RT Configuration Verification

Command:

servobox rt-verify

Checks:

  • XML configuration (CPU pinning, memory locking, timers)
  • Runtime vCPU pinning and affinity
  • QEMU thread RT priorities
  • CPU frequency governors
  • IRQ isolation statistics
  • Guest kernel parameters

Latency Testing

Command:

servobox test --duration 30 --stress-ng

What it does:
Runs cyclictest at 1kHz (1000μs interval) while optionally stressing the host with stress-ng.

Expected results by mode:

Mode Average Max (typical) Spike Frequency Rating
Balanced ~4μs ~100-120μs ~1 per 10k cycles EXCELLENT
Performance ~3μs ~100μs ~1 per 50k cycles EXCELLENT
Extreme ~3μs ~100μs ~1 per 100k cycles EXCELLENT

Results depend on host hardware and isolation configuration. Balanced mode is recommended for all users - it achieves the VM latency ceiling with normal power consumption. Performance/Extreme modes reduce spike frequency for applications needing 99.99% timing guarantees, but do not significantly reduce maximum latency.

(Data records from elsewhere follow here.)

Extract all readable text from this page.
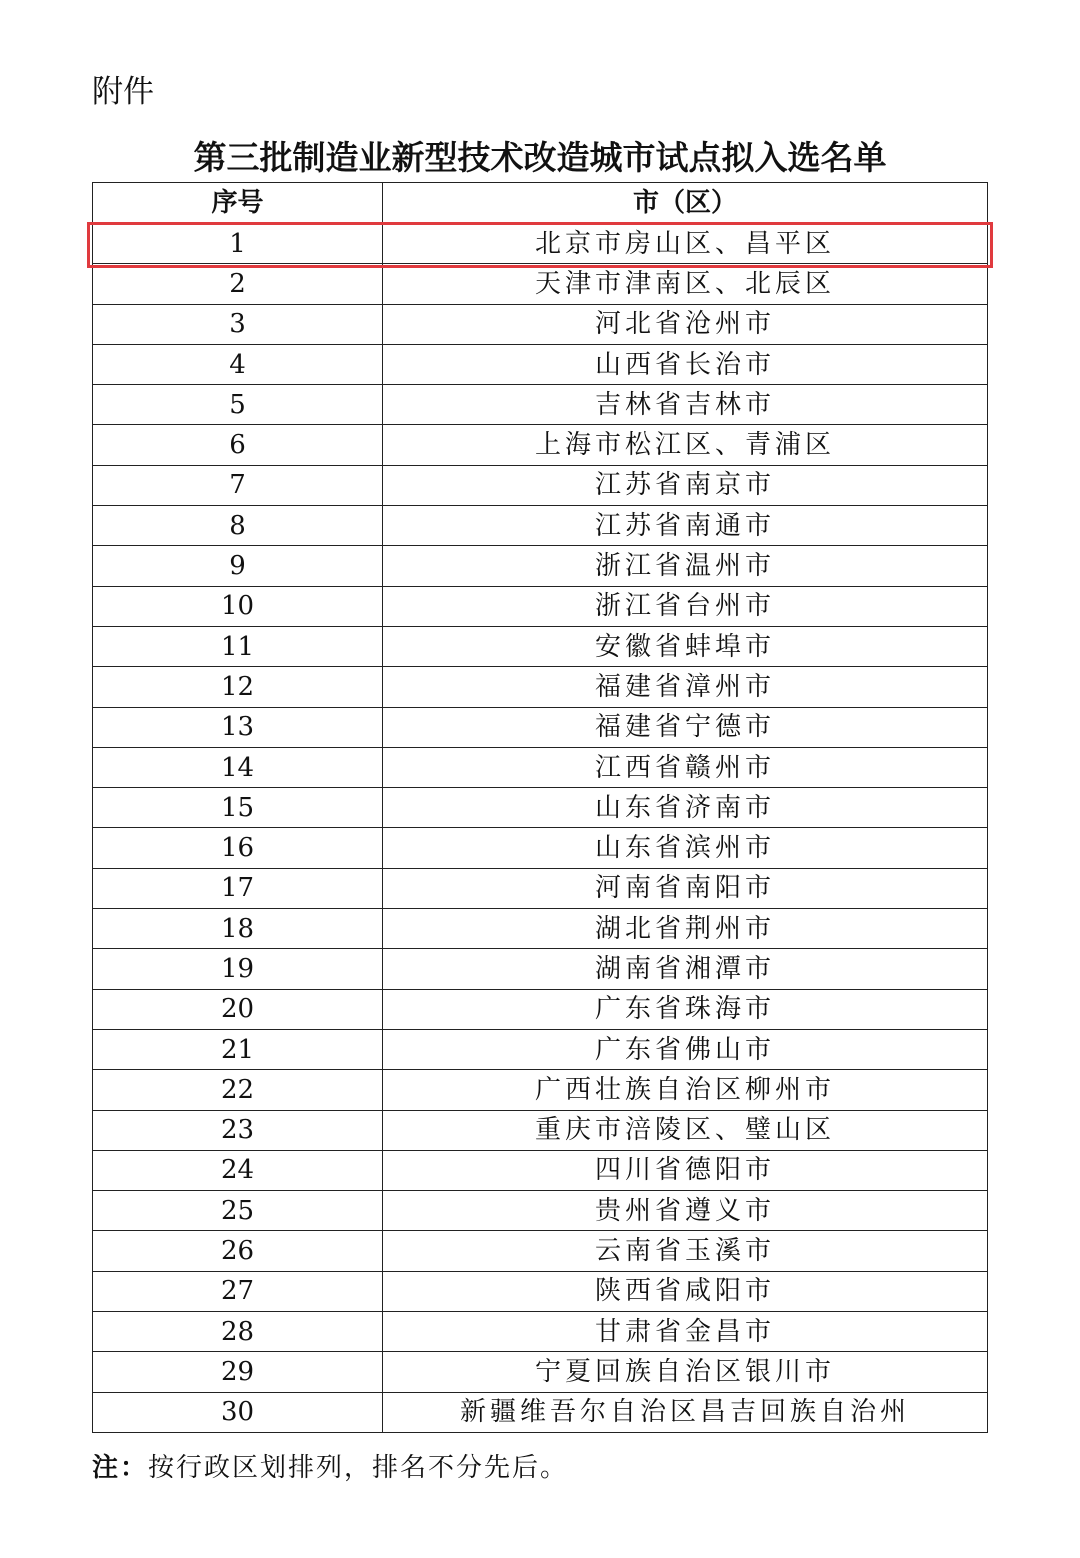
附件
第三批制造业新型技术改造城市试点拟入选名单
序号	市（区）
1	北京市房山区、昌平区
2	天津市津南区、北辰区
3	河北省沧州市
4	山西省长治市
5	吉林省吉林市
6	上海市松江区、青浦区
7	江苏省南京市
8	江苏省南通市
9	浙江省温州市
10	浙江省台州市
11	安徽省蚌埠市
12	福建省漳州市
13	福建省宁德市
14	江西省赣州市
15	山东省济南市
16	山东省滨州市
17	河南省南阳市
18	湖北省荆州市
19	湖南省湘潭市
20	广东省珠海市
21	广东省佛山市
22	广西壮族自治区柳州市
23	重庆市涪陵区、璧山区
24	四川省德阳市
25	贵州省遵义市
26	云南省玉溪市
27	陕西省咸阳市
28	甘肃省金昌市
29	宁夏回族自治区银川市
30	新疆维吾尔自治区昌吉回族自治州
注：按行政区划排列，排名不分先后。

Summary: Complete Optimization Stack

Layer Optimizations Applied
Host Kernel CPU isolation (isolcpus, nohz_full, rcu_nocbs), IRQ affinity
Host Runtime (Balanced) IRQ pinning to CPU 0, performance governor (dynamic freq), halt polling (50μs)
Host Runtime (Performance) + Locked CPU frequencies to max (no scaling transitions)
Host Runtime (Extreme) + Turbo Boost disabled for determinism
Hypervisor vCPU pinning, SCHED_FIFO priorities, KSM off (nosharepages)
VM Memory Locked, KSM disabled (nosharepages), THP disabled in guest
VM Hardware host-passthrough CPU, virtio multiqueue, cache=none disks
Guest Kernel PREEMPT_RT, nohpet, tsc=reliable, no guest isolcpus (default)
Guest Services Trimmed services, RT limits, fast boot path
Guest Network Disabled rp_filter, permissive firewall
Verification rt-verify and test commands


Additional Resources

For extreme RT requirements (<20μs worst-case at all times), consider:

  1. BIOS tuning: Disable C-states, P-states, Turbo Boost
  2. SMI analysis: Use hwlat tracer to detect firmware interrupts
  3. Bare metal: Consider Ubuntu Pro RT kernel on dedicated hardware

ServoBox's VM approach achieves excellent RT performance (suitable for 1kHz+ robotics control) while preserving host flexibility for development, perception, and high-level processing.